Partons de ce dernier point, puisqu'il est facilement compréhensible. Oui, vu le budget conséquent alloué à Serkis (100 millions de dollars, au bas mot) et le contexte compliqué, difficile de se sentir rassuré par un film au ton résolument plus adulte que Serkis entendait respecter. Dès les premières minutes, Mowgli impose sa différence avec la version de Jon Favreau sortie en 2016. Ici, malgré des évidentes similarités dans l'histoire, on est plus proche de l'œuvre de Kipling que de son adaptation animée des années 60, que la version Disney/Favreau a allègrement singé sans le génie. Sombre, âpre et parfois même violente, Mowgli pose un regard aussi émerveillé que lucide sur ce monde foisonnant de vie mais où chaque recoins peut s'avérer mortel.
Un univers sauvage mais ordonné que l'homme (fut-il petit) pourrait bien déstabiliser jusqu'à le réduire en cendres. Oui, les thématiques sont les mêmes, nous sommes d'accord (quoi de plus logique, en même temps). Mais la mise en forme diffère radicalement. Et cela se ressent sur des choix artistiques malins.
Au lieu de tenter le photo-réalisme, on serait ici plus proche du morphing. Serkis préfère "mélanger" les traits humains et animaux afin de brouiller cette frontière entre les deux. Le résultat peut d'abord interloquer, il s'impose néanmoins rapidement car il est en parfaite adéquation avec le propos. Mowgli est bien ce conte moral parsemé d'animaux qui posent des questions sur la condition humaine. Et le casting a de la gueule (Christian Bale, Benedict Cumberbatch, Serkis lui-même, ou Cate Blanchett). Mowgli bénéficie également de la composition lumineuse de son jeune interprète Rohan Chand.

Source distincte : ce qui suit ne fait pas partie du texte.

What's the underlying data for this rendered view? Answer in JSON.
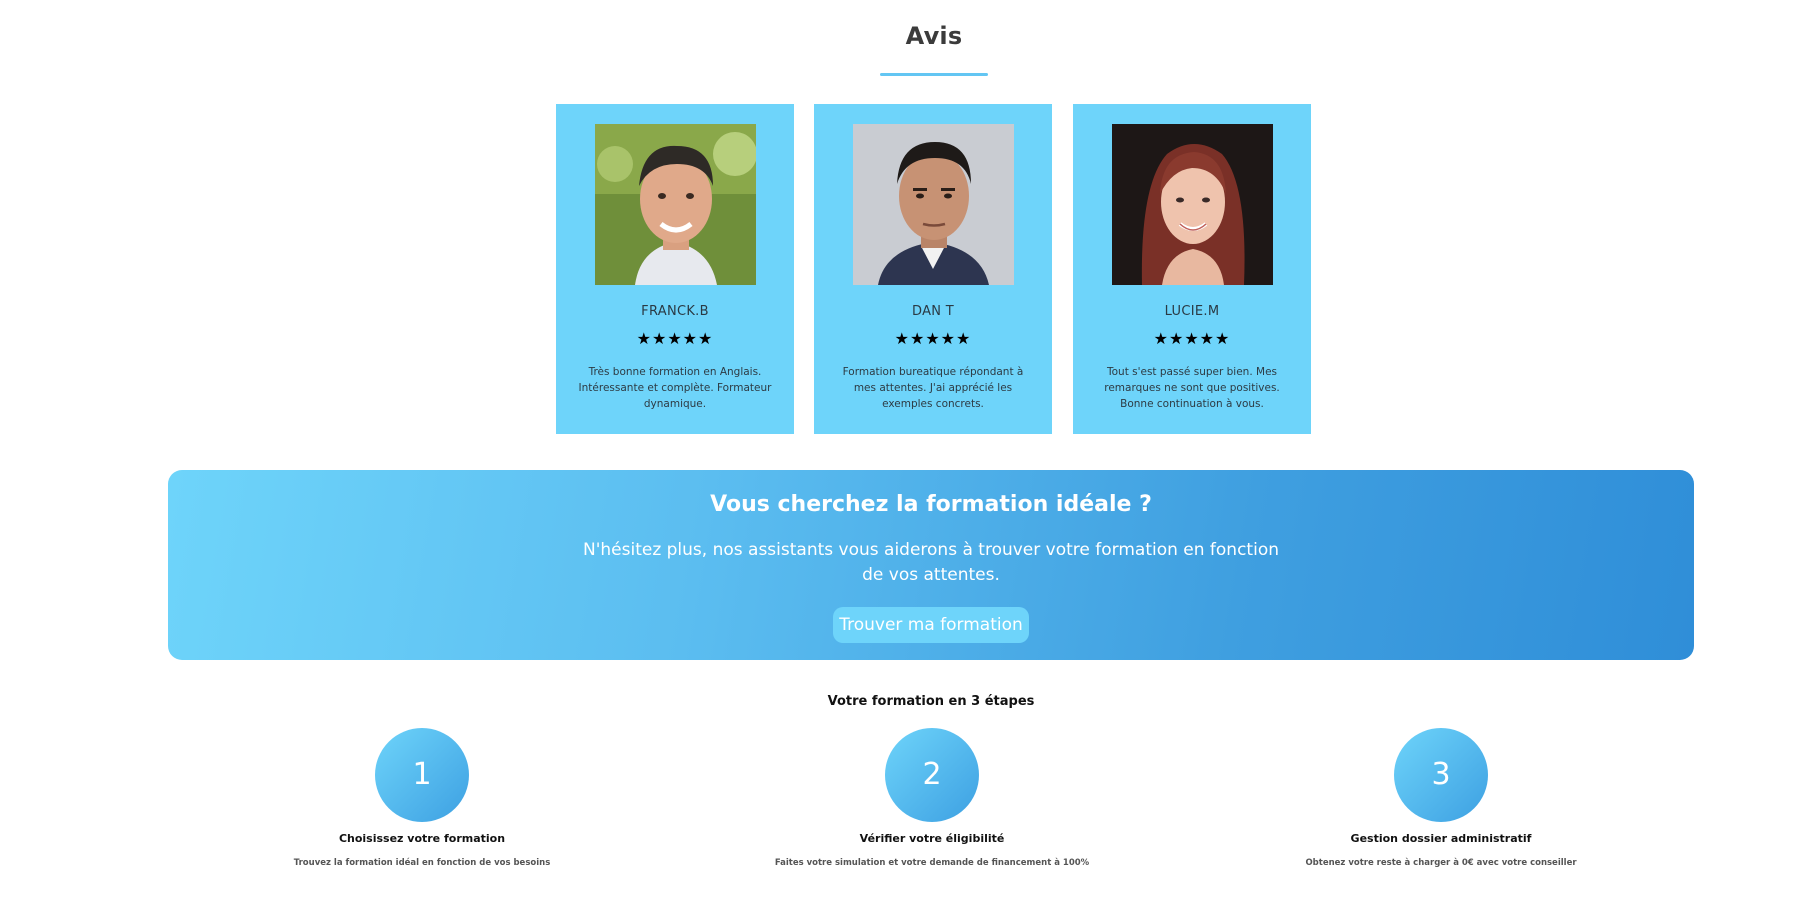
{
  "reviews": {
    "title": "Avis",
    "accent_color": "#63c6f3",
    "card_color": "#6ed4fa",
    "items": [
      {
        "name": "FRANCK.B",
        "rating": 5,
        "stars": "★★★★★",
        "text": "Très bonne formation en Anglais. Intéressante et complète. Formateur dynamique."
      },
      {
        "name": "DAN T",
        "rating": 5,
        "stars": "★★★★★",
        "text": "Formation bureatique répondant à mes attentes. J'ai apprécié les exemples concrets."
      },
      {
        "name": "LUCIE.M",
        "rating": 5,
        "stars": "★★★★★",
        "text": "Tout s'est passé super bien. Mes remarques ne sont que positives. Bonne continuation à vous."
      }
    ]
  },
  "cta": {
    "title": "Vous cherchez la formation idéale ?",
    "text": "N'hésitez plus, nos assistants vous aiderons à trouver votre formation en fonction de vos attentes.",
    "button_label": "Trouver ma formation",
    "gradient_start": "#6ed4fa",
    "gradient_end": "#2f8ed8"
  },
  "steps": {
    "title": "Votre formation en 3 étapes",
    "items": [
      {
        "number": "1",
        "heading": "Choisissez votre formation",
        "description": "Trouvez la formation idéal en fonction de vos besoins"
      },
      {
        "number": "2",
        "heading": "Vérifier votre éligibilité",
        "description": "Faites votre simulation et votre demande de financement à 100%"
      },
      {
        "number": "3",
        "heading": "Gestion dossier administratif",
        "description": "Obtenez votre reste à charger à 0€ avec votre conseiller"
      }
    ]
  }
}
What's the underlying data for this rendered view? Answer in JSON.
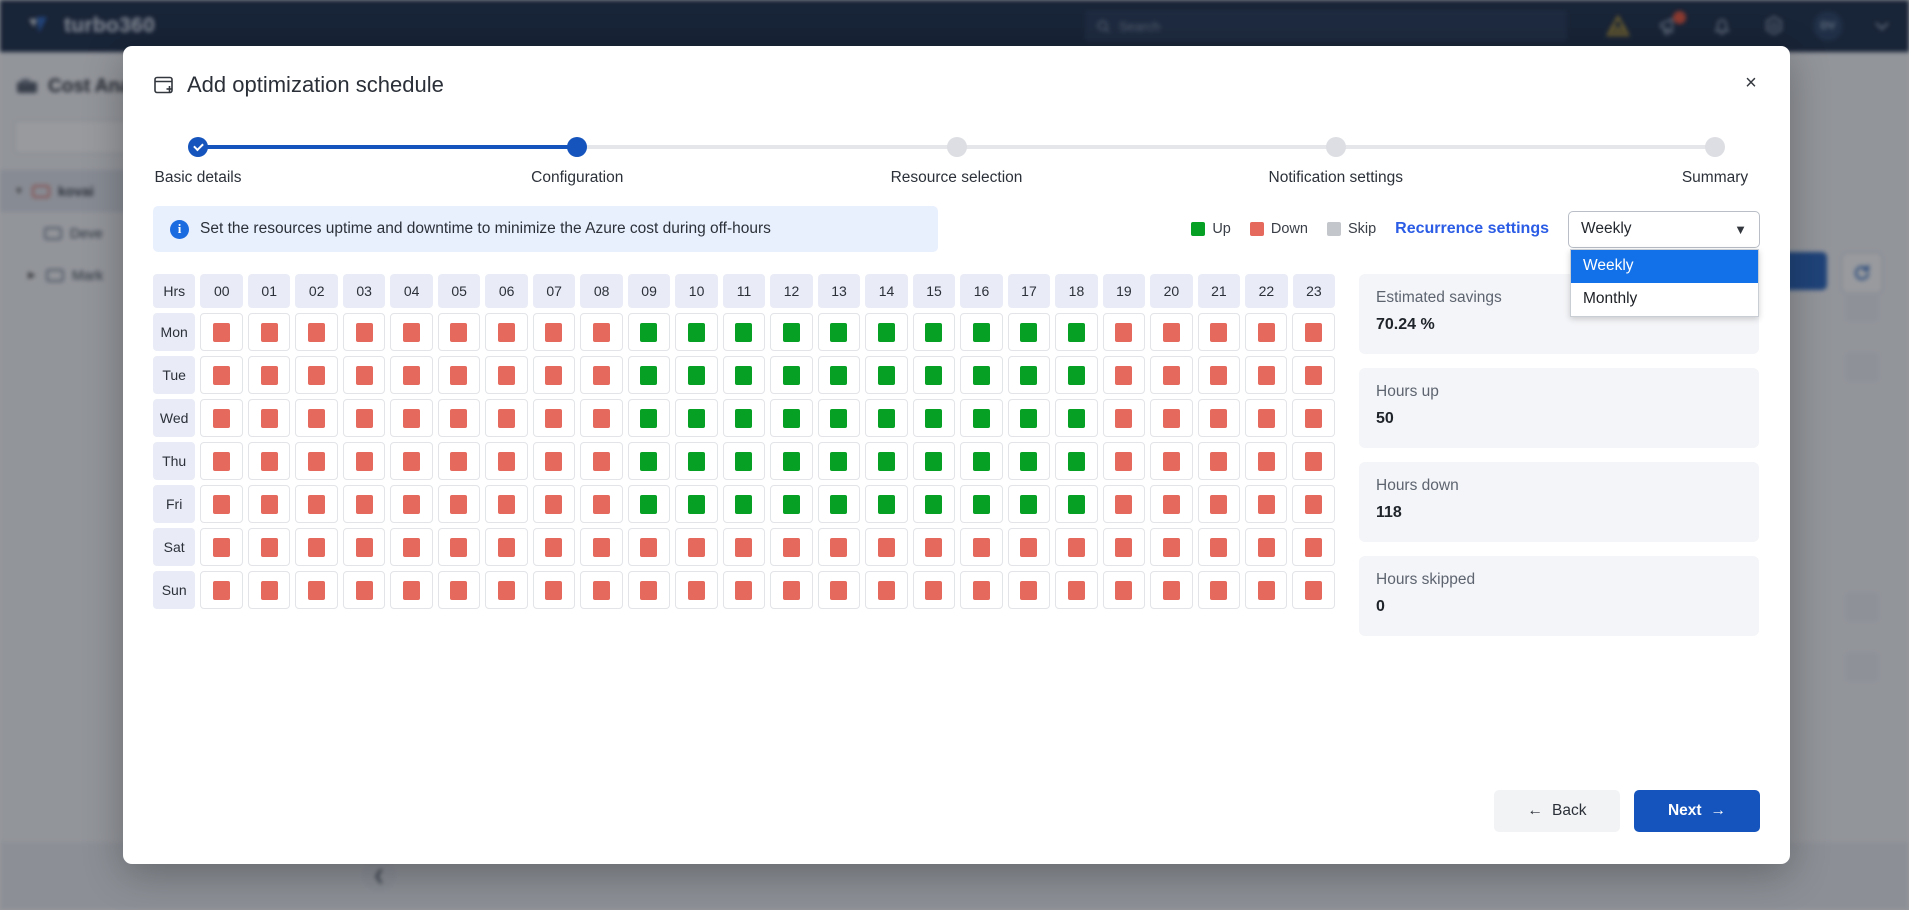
{
  "topbar": {
    "brand": "turbo360",
    "search_placeholder": "Search",
    "user_initials": "DV",
    "icons": [
      "warning-triangle-icon",
      "announcement-icon",
      "bell-icon",
      "gear-icon"
    ]
  },
  "background": {
    "page_title": "Cost Ana",
    "tree": [
      {
        "label": "kovai",
        "level": 1,
        "expanded": true
      },
      {
        "label": "Deve",
        "level": 2,
        "expanded": false
      },
      {
        "label": "Mark",
        "level": 2,
        "expanded": false
      }
    ]
  },
  "modal": {
    "title": "Add optimization schedule",
    "close_label": "×",
    "steps": [
      {
        "label": "Basic details",
        "state": "done"
      },
      {
        "label": "Configuration",
        "state": "active"
      },
      {
        "label": "Resource selection",
        "state": "todo"
      },
      {
        "label": "Notification settings",
        "state": "todo"
      },
      {
        "label": "Summary",
        "state": "todo"
      }
    ],
    "info_text": "Set the resources uptime and downtime to minimize the Azure cost during off-hours",
    "legend": [
      {
        "label": "Up",
        "color": "#06a025"
      },
      {
        "label": "Down",
        "color": "#e5695d"
      },
      {
        "label": "Skip",
        "color": "#c3c6cb"
      }
    ],
    "recurrence_link": "Recurrence settings",
    "recurrence_select": {
      "value": "Weekly",
      "open": true,
      "options": [
        "Weekly",
        "Monthly"
      ],
      "selected_index": 0
    },
    "footer": {
      "back_label": "Back",
      "next_label": "Next"
    }
  },
  "schedule": {
    "hours_header": "Hrs",
    "hours": [
      "00",
      "01",
      "02",
      "03",
      "04",
      "05",
      "06",
      "07",
      "08",
      "09",
      "10",
      "11",
      "12",
      "13",
      "14",
      "15",
      "16",
      "17",
      "18",
      "19",
      "20",
      "21",
      "22",
      "23"
    ],
    "days": [
      "Mon",
      "Tue",
      "Wed",
      "Thu",
      "Fri",
      "Sat",
      "Sun"
    ],
    "matrix": [
      [
        "down",
        "down",
        "down",
        "down",
        "down",
        "down",
        "down",
        "down",
        "down",
        "up",
        "up",
        "up",
        "up",
        "up",
        "up",
        "up",
        "up",
        "up",
        "up",
        "down",
        "down",
        "down",
        "down",
        "down"
      ],
      [
        "down",
        "down",
        "down",
        "down",
        "down",
        "down",
        "down",
        "down",
        "down",
        "up",
        "up",
        "up",
        "up",
        "up",
        "up",
        "up",
        "up",
        "up",
        "up",
        "down",
        "down",
        "down",
        "down",
        "down"
      ],
      [
        "down",
        "down",
        "down",
        "down",
        "down",
        "down",
        "down",
        "down",
        "down",
        "up",
        "up",
        "up",
        "up",
        "up",
        "up",
        "up",
        "up",
        "up",
        "up",
        "down",
        "down",
        "down",
        "down",
        "down"
      ],
      [
        "down",
        "down",
        "down",
        "down",
        "down",
        "down",
        "down",
        "down",
        "down",
        "up",
        "up",
        "up",
        "up",
        "up",
        "up",
        "up",
        "up",
        "up",
        "up",
        "down",
        "down",
        "down",
        "down",
        "down"
      ],
      [
        "down",
        "down",
        "down",
        "down",
        "down",
        "down",
        "down",
        "down",
        "down",
        "up",
        "up",
        "up",
        "up",
        "up",
        "up",
        "up",
        "up",
        "up",
        "up",
        "down",
        "down",
        "down",
        "down",
        "down"
      ],
      [
        "down",
        "down",
        "down",
        "down",
        "down",
        "down",
        "down",
        "down",
        "down",
        "down",
        "down",
        "down",
        "down",
        "down",
        "down",
        "down",
        "down",
        "down",
        "down",
        "down",
        "down",
        "down",
        "down",
        "down"
      ],
      [
        "down",
        "down",
        "down",
        "down",
        "down",
        "down",
        "down",
        "down",
        "down",
        "down",
        "down",
        "down",
        "down",
        "down",
        "down",
        "down",
        "down",
        "down",
        "down",
        "down",
        "down",
        "down",
        "down",
        "down"
      ]
    ]
  },
  "stats": [
    {
      "label": "Estimated savings",
      "value": "70.24 %"
    },
    {
      "label": "Hours up",
      "value": "50"
    },
    {
      "label": "Hours down",
      "value": "118"
    },
    {
      "label": "Hours skipped",
      "value": "0"
    }
  ]
}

Il faut bien sûr saluer l'énorme travail sur les effets visuels, d'une impitoyable beauté, et également la composition musicale discrète mais mélodieuse, parfaitement raccord avec le récit allégorique mêlant rudesse et poésie.
Je reprocherai au film d'avoir deux parties malheureusement inégales, malgré leur grande qualité plastique. Un travail plus précis sur le rythme aurait sans doute permis de les équilibrer de manière plus fluide. L'une et l'autre aurait été plus facilement conciliables si elles s'étaient imbriquées au fur et à mesure et non d'un seul coup. Cela n'enlève en rien leur richesse mais les empêche de s'élever encore bien au delà de ce qu'elles sont quand on les prend séparément.
Plus superficiellement, je regrette que Mowgli se soit vu privé d'une sortie en salles car il me parait évident qu'il a l'avantage d'offrir une immersion et une personnalité qui lui donne toute sa légitimité. Néanmoins, le film existe. Et c'est déjà très bien.